Il suicidio assistito è legge. Regionale, per ora, ma è legge in Toscana. Per la prima volta in Italia. In deroga a un principio come quello costituzionale del diritto alla salute. Il Consiglio regionale toscano lascia spazio alla facoltà depenalizzata di chiedere e ottenere la morte medicalmente assistita come prestazione ordinaria garantita da sanitari delle istituzioni pubbliche. Il progetto di legge di iniziativa popolare promosso dall’Associazione Luca Coscioni è stato, per la verità, solo parzialmente recepito. In precedenza, però, era stato rigettato in altri quattro Consigli regionali (Veneto, Friuli-Venezia Giulia, Piemonte e Lombardia). La riflessione è ripresa anche in Friuli, e l’arcivescovo mons. Riccardo Lamba ha ritenuto doveroso proporre una chiarificazione.

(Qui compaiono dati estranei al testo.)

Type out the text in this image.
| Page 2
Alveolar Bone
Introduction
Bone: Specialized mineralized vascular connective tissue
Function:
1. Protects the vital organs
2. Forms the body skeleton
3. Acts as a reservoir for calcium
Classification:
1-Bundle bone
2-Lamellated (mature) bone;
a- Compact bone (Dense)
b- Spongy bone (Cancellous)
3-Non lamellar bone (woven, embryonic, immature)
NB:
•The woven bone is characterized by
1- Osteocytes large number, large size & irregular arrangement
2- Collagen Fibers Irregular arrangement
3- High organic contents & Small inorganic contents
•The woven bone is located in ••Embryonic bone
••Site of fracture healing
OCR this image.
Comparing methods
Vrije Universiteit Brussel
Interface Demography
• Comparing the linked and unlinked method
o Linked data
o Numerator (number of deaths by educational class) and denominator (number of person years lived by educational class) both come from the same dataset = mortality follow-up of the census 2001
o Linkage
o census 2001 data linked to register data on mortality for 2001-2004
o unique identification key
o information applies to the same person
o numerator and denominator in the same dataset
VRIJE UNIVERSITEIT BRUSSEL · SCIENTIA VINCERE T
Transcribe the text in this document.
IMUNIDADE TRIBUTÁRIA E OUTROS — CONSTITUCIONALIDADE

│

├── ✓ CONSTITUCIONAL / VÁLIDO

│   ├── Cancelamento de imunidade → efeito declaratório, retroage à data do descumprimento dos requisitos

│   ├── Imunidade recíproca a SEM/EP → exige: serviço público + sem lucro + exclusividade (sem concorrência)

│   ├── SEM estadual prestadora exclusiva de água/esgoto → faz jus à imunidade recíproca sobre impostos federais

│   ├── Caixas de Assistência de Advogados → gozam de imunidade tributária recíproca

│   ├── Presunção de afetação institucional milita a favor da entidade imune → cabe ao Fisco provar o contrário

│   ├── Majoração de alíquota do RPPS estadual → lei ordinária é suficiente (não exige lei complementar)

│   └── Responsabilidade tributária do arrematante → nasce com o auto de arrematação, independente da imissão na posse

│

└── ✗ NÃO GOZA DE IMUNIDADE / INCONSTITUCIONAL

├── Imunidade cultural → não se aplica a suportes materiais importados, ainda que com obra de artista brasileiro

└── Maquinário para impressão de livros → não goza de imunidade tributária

«Quella del “fine vita” è una questione molto delicata – ha dichiarato a Vita Cattolica e Radio Spazio –. La vita è un dono prezioso di Dio e merita di essere vissuta e accompagnata dal concepimento, poi lungo la crescita, l’età dello sviluppo e fino alla morte naturale. Questo è il valore fondamentale. Detto questo, piuttosto che pensare a come assecondare un’interruzione della vita anche in condizioni drammatiche (come ce ne sono davvero tante) è importante sostenere la cura. Per esempio, dovremmo pensare di aumentare i contributi economici per sostenere le cure di queste persone e sostenere le loro famiglie. Pensiamo anche al tema dei “caregiver” e del sostegno alle famiglie che si trovano a gestire questo tipo di sofferenze; ma pensiamo anche a tutte le fragilità, le disabilità, le persone anziane. Tutte devono essere sostenute». Questo, ha precisato mons. Lamba, «non vuol dire promuovere l’accanimento terapeutico perché la vita deve essere vissuta con dignità in ogni momento, pur senza pensare che risolviamo “il problema” interrompendola. Tutto ciò che può aiutare la cura e il sostegno alle famiglie deve essere il più possibile ampliato».
L’Arcivescovo ricorda che «nella stessa pastorale sanitaria si è molto attenti a non eccedere nelle cure in modo disumano o artificioso. Questo comporta, ovviamente, un investimento culturale e materiale sulla tutela della vita e sulla cura, che non sempre è stato fatto: sicuramente in questo si può fare di più».